The enthalpy of neutralization for the reaction of a strong acid with a strong base is -56 kJ/mol of water produced. How much energy will be released when 185.0 mL of 0.400 M HCl is mixed with 152.5 mL of 0.500 M NaOH?
0.1850*0.400 = ?moles HCl
0.1525*0.500 = x moles NaOH
I have 0.07625 moles NaOH and 0.07400 moles HCl; therefore, 0.07400 moles H2O should be formed.
56 kJ/mol x moles H2O formed = heat released.
-4.1 KJ
That's what I have.
To calculate the energy released during the neutralization reaction, we need to use the balanced equation and the stoichiometry of the reaction.

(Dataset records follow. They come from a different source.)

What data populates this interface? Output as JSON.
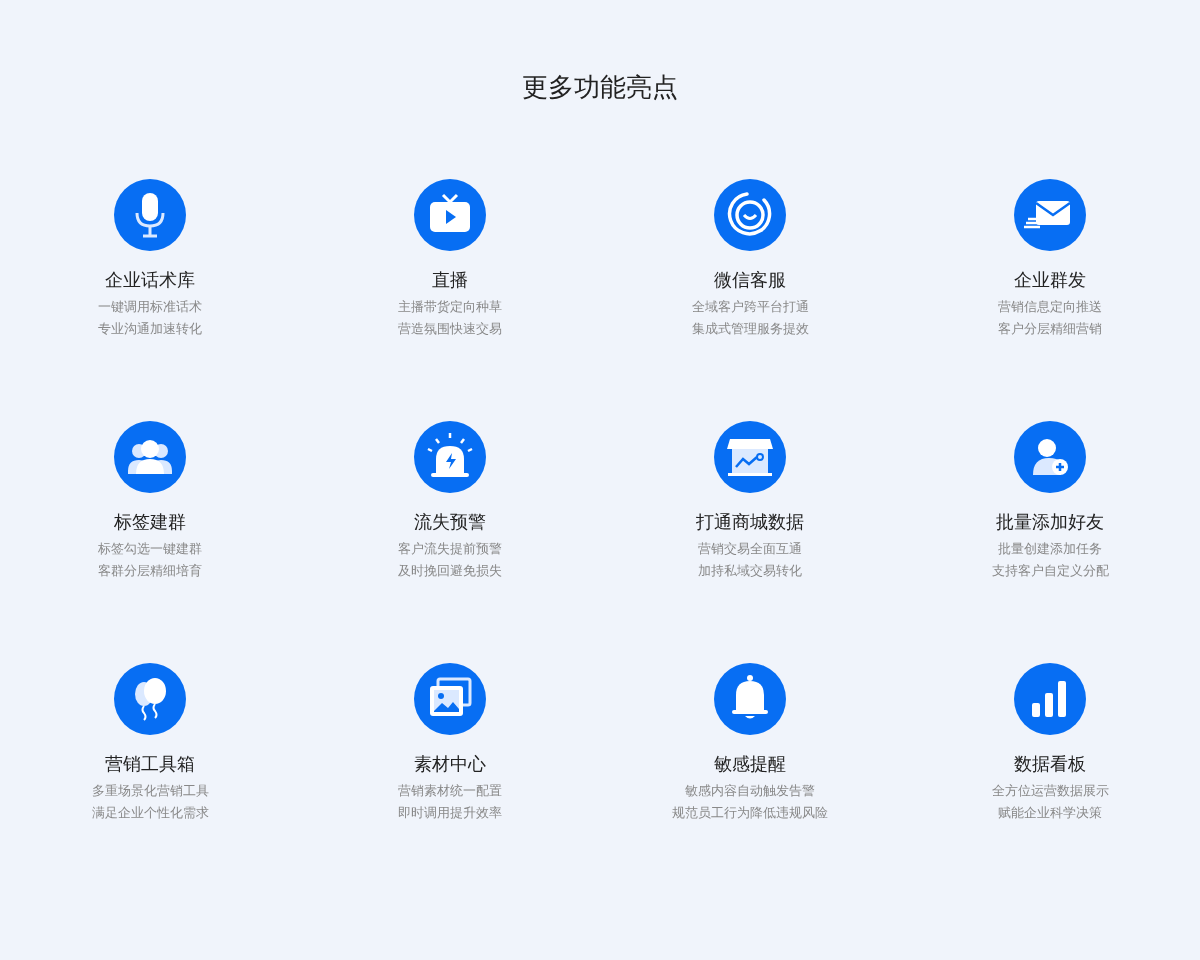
{
  "title": "更多功能亮点",
  "features": [
    {
      "kind": "microphone",
      "name": "企业话术库",
      "lines": [
        "一键调用标准话术",
        "专业沟通加速转化"
      ]
    },
    {
      "kind": "tv",
      "name": "直播",
      "lines": [
        "主播带货定向种草",
        "营造氛围快速交易"
      ]
    },
    {
      "kind": "smile",
      "name": "微信客服",
      "lines": [
        "全域客户跨平台打通",
        "集成式管理服务提效"
      ]
    },
    {
      "kind": "mail",
      "name": "企业群发",
      "lines": [
        "营销信息定向推送",
        "客户分层精细营销"
      ]
    },
    {
      "kind": "group",
      "name": "标签建群",
      "lines": [
        "标签勾选一键建群",
        "客群分层精细培育"
      ]
    },
    {
      "kind": "alarm",
      "name": "流失预警",
      "lines": [
        "客户流失提前预警",
        "及时挽回避免损失"
      ]
    },
    {
      "kind": "store",
      "name": "打通商城数据",
      "lines": [
        "营销交易全面互通",
        "加持私域交易转化"
      ]
    },
    {
      "kind": "adduser",
      "name": "批量添加好友",
      "lines": [
        "批量创建添加任务",
        "支持客户自定义分配"
      ]
    },
    {
      "kind": "balloon",
      "name": "营销工具箱",
      "lines": [
        "多重场景化营销工具",
        "满足企业个性化需求"
      ]
    },
    {
      "kind": "image",
      "name": "素材中心",
      "lines": [
        "营销素材统一配置",
        "即时调用提升效率"
      ]
    },
    {
      "kind": "bell",
      "name": "敏感提醒",
      "lines": [
        "敏感内容自动触发告警",
        "规范员工行为降低违规风险"
      ]
    },
    {
      "kind": "bars",
      "name": "数据看板",
      "lines": [
        "全方位运营数据展示",
        "赋能企业科学决策"
      ]
    }
  ]
}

The balanced equation for the neutralization reaction between HCl (strong acid) and NaOH (strong base) is:
HCl + NaOH -> NaCl + H2O
From the balanced equation, we see that one mole of water is produced for every one mole of HCl and NaOH reacted.
Step 1: Calculate the number of moles of HCl and NaOH.
To find the moles, we'll use the formula:
moles = concentration (M) x volume (L)
For HCl:
moles of HCl = concentration of HCl x volume of HCl
= 0.400 M (0.185 L)
= 0.0740 moles
For NaOH:
moles of NaOH = concentration of NaOH x volume of NaOH
= 0.500 M (0.1525 L)
= 0.0763 moles
Step 2: Determine the limiting reactant.
The limiting reactant is the one that is completely consumed in the reaction, determining the maximum amount of products that can be formed. It can be identified by comparing the mole ratio of the reactants from the balanced equation.
From the balanced equation, the mole ratio of HCl to NaOH is 1:1.
Since the ratio of moles of HCl to NaOH is approximately 0.0740:0.0763, HCl is the limiting reactant.
Step 3: Calculate the moles of water produced.
Since HCl is the limiting reactant, it will produce the same number of moles of water.
moles of water = moles of HCl = 0.0740 moles
Step 4: Calculate the energy released.
The enthalpy of neutralization is given as -56 kJ/mol of water produced.
Energy released = enthalpy of neutralization x moles of water
= -56 kJ/mol x 0.0740 moles
= -4.14 kJ
Therefore, approximately 4.14 kJ of energy will be released when 185.0 mL of 0.400 M HCl is mixed with 152.5 mL of 0.500 M NaOH.